Unipd study. Discovered link between diet, gut microbiota, and systemic inflammation in metabolic diseases
14.02.2025
A research team from the University of Padua and the Veneto Institute of Molecular Medicine (VIMM) has discovered a new mechanism by which a high-fat diet alters the intestinal barrier and triggers systemic inflammation, increasing the risk of metabolic diseases such as type 2 diabetes. The study titled “Padi4-dependent NETosis enables diet-induced gut hyperpermeability, translating dysbiosis into systemic inflammation and dysmetabolism,” published in the journal «Diabetes», identifies a key role for the enzyme PADI4 and a process known as NETosis.
Type 2 diabetes is one of the major global health emergencies, affecting over half a billion people worldwide and about 4 million in Italy. Obesity is one of the main risk factors for the development of diabetes and other metabolic disorders, such as fatty liver disease, a condition characterized by fat accumulation in the liver that can progress to more serious diseases like cirrhosis and liver cancer.
The publication emphasizes the importance of understanding the mechanisms underlying these interactions to develop new preventive and therapeutic strategies.
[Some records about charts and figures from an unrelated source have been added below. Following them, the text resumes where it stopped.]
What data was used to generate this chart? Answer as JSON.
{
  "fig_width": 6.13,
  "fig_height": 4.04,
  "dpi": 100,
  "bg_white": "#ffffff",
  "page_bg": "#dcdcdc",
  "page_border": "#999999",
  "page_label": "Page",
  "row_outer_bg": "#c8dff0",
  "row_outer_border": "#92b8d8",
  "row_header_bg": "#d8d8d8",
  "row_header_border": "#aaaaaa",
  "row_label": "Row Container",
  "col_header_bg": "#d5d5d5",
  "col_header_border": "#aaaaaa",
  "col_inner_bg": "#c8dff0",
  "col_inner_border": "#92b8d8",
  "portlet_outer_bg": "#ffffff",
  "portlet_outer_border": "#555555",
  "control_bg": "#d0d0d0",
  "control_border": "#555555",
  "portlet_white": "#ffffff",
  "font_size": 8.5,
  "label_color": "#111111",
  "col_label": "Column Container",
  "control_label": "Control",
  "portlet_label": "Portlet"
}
The implications of this research are highly significant for understanding metabolic diseases and suggest a potential therapeutic target to counteract the negative effects of overeating and obesity.
"We observed that a typical Western diet, rich in fats, induces an immune response in neutrophils, which are white blood cells that function to defend the body against bacterial and fungal infections,” explains Mattia Albiero, the first author of the study and a researcher at the Department of Surgical, Oncological and Gastroenterological Sciences at the University of Padua and VIMM. "Neutrophils release structures called NETs: these, in turn, compromise the intestinal barrier, facilitating the spread of bacterial components into the bloodstream and promoting systemic inflammation."
The researchers conducted experiments on animal models and human adipose tissue samples, demonstrating that diet-induced NETosis leads to increased intestinal permeability, resulting in the propagation of inflammatory signals throughout the body. In particular, mice lacking the PADI4 enzyme or in which the enzyme was inhibited by a drug were protected from the negative effects of a high-fat diet.
"This discovery paves the way for new therapeutic strategies," emphasizes Gian Paolo Fadini, Full Professor of Endocrinology at the Department of Medicine at the University, Director of the Metabolic Diseases and Diabetology Unit at the University Hospital, and Head of the Experimental Diabetology Laboratory at VIMM. "Pharmacological inhibition of PADI4 could represent a new approach to prevent metabolic complications related to obesity, such as type 2 diabetes and fatty liver disease."